Globo
- Company type: Public
- Traded as: GBO.LN
- ISIN: GB00B282VW04
- Industry: Enterprise mobility management Mobile application development
- Founded: 1997
- Founder: Costis Papadimitrakopoulos
- Fate: Dissolved January 2017.
- Headquarters: London, United Kingdom
- Products: GO!Enterprise
- Revenue: $121 million
- Operating income: $43 million
- Net income: $40 million
- Number of employees: 470
- Website: Globo

= Globo plc =

British software company

GLOBO plc was a company that provided enterprise mobility management (EMM) and mobile application development (MADP) software and services. Globo was listed on the London Stock Exchange's AIM market (GBO: LN) "Share price information" Globo acquired Notify Technology in October 2013, adding Mobile Device Management (MDM) capabilities to its EMM product offering and expanding its operations in the USA. In June 2014, Globo acquired Sourcebits, a designer and developer of apps.

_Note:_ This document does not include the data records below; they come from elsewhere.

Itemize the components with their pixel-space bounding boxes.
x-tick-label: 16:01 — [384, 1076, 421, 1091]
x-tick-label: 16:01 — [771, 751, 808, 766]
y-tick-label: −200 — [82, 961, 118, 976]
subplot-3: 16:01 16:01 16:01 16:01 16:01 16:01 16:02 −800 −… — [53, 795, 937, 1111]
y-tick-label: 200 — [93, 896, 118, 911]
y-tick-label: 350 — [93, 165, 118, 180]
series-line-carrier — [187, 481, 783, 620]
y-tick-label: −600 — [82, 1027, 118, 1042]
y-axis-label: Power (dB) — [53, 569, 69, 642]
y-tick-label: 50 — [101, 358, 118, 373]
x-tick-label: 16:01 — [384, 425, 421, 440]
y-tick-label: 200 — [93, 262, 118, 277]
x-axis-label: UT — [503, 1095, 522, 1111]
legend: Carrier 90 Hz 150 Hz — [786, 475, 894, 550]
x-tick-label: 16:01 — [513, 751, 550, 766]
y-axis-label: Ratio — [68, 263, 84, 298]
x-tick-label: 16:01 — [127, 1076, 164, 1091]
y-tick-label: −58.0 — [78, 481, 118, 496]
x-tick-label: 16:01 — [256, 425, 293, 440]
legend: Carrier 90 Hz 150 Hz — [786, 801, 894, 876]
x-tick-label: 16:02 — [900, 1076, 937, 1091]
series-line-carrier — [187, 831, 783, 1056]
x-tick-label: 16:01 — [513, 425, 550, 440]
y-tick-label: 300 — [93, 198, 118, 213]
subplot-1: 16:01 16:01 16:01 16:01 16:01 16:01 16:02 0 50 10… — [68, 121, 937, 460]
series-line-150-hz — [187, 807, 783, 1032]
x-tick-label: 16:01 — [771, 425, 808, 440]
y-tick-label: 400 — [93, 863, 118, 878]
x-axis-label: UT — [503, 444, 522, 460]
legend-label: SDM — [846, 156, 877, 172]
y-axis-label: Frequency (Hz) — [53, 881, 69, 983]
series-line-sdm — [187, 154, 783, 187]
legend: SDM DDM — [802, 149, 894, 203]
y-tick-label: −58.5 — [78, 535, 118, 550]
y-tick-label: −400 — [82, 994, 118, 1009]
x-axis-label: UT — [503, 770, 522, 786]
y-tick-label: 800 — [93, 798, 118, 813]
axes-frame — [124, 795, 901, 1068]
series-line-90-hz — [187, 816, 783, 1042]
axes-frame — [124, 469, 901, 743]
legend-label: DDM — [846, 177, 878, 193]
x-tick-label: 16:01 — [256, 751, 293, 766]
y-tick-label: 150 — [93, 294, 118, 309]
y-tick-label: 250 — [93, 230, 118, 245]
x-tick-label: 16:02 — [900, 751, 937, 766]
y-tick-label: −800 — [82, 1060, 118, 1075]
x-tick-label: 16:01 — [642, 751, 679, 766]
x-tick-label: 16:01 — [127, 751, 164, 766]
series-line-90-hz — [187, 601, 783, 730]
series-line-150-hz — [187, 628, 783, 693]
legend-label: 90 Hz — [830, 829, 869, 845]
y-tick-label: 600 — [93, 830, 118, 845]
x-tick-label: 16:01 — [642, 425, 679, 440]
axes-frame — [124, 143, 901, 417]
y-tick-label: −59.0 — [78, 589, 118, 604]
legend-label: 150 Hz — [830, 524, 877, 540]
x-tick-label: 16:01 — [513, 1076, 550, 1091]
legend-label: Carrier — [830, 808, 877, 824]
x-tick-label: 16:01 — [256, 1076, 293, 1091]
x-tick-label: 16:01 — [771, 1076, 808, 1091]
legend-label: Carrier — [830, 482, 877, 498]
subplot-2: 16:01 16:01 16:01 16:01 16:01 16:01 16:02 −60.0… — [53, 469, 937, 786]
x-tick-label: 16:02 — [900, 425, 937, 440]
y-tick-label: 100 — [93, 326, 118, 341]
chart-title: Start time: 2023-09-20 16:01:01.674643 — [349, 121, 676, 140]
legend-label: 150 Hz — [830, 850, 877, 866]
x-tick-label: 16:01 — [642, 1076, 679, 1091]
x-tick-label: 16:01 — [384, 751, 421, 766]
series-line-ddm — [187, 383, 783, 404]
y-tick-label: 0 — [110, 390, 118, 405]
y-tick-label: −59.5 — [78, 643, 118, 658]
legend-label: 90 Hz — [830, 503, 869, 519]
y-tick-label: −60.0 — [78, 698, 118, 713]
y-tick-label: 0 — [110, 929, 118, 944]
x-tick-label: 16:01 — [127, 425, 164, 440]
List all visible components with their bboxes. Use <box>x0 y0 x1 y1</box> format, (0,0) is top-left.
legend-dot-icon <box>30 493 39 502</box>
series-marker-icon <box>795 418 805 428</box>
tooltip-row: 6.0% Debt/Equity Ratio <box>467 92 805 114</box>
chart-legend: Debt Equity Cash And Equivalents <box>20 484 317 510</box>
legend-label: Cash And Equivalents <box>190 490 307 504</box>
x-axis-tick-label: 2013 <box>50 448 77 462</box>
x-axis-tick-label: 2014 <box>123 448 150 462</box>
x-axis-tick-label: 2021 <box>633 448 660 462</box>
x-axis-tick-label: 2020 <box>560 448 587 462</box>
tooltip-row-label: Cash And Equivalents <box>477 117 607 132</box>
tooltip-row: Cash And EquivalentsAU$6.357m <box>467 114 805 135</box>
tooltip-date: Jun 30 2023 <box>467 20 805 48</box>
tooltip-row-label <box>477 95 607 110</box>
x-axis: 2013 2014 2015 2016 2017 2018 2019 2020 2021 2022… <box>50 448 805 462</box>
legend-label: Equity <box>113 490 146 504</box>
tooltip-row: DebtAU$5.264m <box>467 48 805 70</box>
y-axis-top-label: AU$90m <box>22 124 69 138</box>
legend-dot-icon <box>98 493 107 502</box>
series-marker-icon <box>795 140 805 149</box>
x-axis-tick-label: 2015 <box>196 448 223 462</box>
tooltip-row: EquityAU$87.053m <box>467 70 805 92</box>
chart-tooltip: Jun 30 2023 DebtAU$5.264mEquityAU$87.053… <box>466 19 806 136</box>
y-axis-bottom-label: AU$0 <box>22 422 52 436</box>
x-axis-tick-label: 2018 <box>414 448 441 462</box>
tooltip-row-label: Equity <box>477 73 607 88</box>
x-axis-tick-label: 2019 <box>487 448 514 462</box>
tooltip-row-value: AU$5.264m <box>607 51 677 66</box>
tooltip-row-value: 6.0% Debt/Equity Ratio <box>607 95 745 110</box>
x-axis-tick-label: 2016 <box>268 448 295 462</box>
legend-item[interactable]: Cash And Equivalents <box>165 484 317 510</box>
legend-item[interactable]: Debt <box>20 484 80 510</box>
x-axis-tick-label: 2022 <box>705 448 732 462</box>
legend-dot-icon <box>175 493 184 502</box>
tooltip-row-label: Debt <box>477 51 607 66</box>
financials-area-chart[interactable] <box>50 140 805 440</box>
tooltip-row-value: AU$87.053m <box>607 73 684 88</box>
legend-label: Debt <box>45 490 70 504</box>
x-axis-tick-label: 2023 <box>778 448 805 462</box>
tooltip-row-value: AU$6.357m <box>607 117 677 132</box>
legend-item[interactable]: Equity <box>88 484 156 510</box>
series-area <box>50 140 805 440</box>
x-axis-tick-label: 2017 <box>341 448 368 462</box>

On 23 October 2015, trading in Globo shares was suspended. On 26 October, CEO Konstantinos Papadimitrakopoulos and CFO Dimitris Gryparis resigned, having informed the board of directors about "certain matters regarding the falsification of data and misrepresentation of the company's financial situation". Globo stated that they would appoint an independent forensic accounting team to investigate allegations raised by Quintessential Capital Management, an American hedge fund. According to an official announcement of the Company on 26 October 2015, "Mr. Papadimitrakopoulos advised the Company that up to 22 October 2015 he has sold 42,049,655 shares of GLOBO plc". The company was dissolved in January 2017.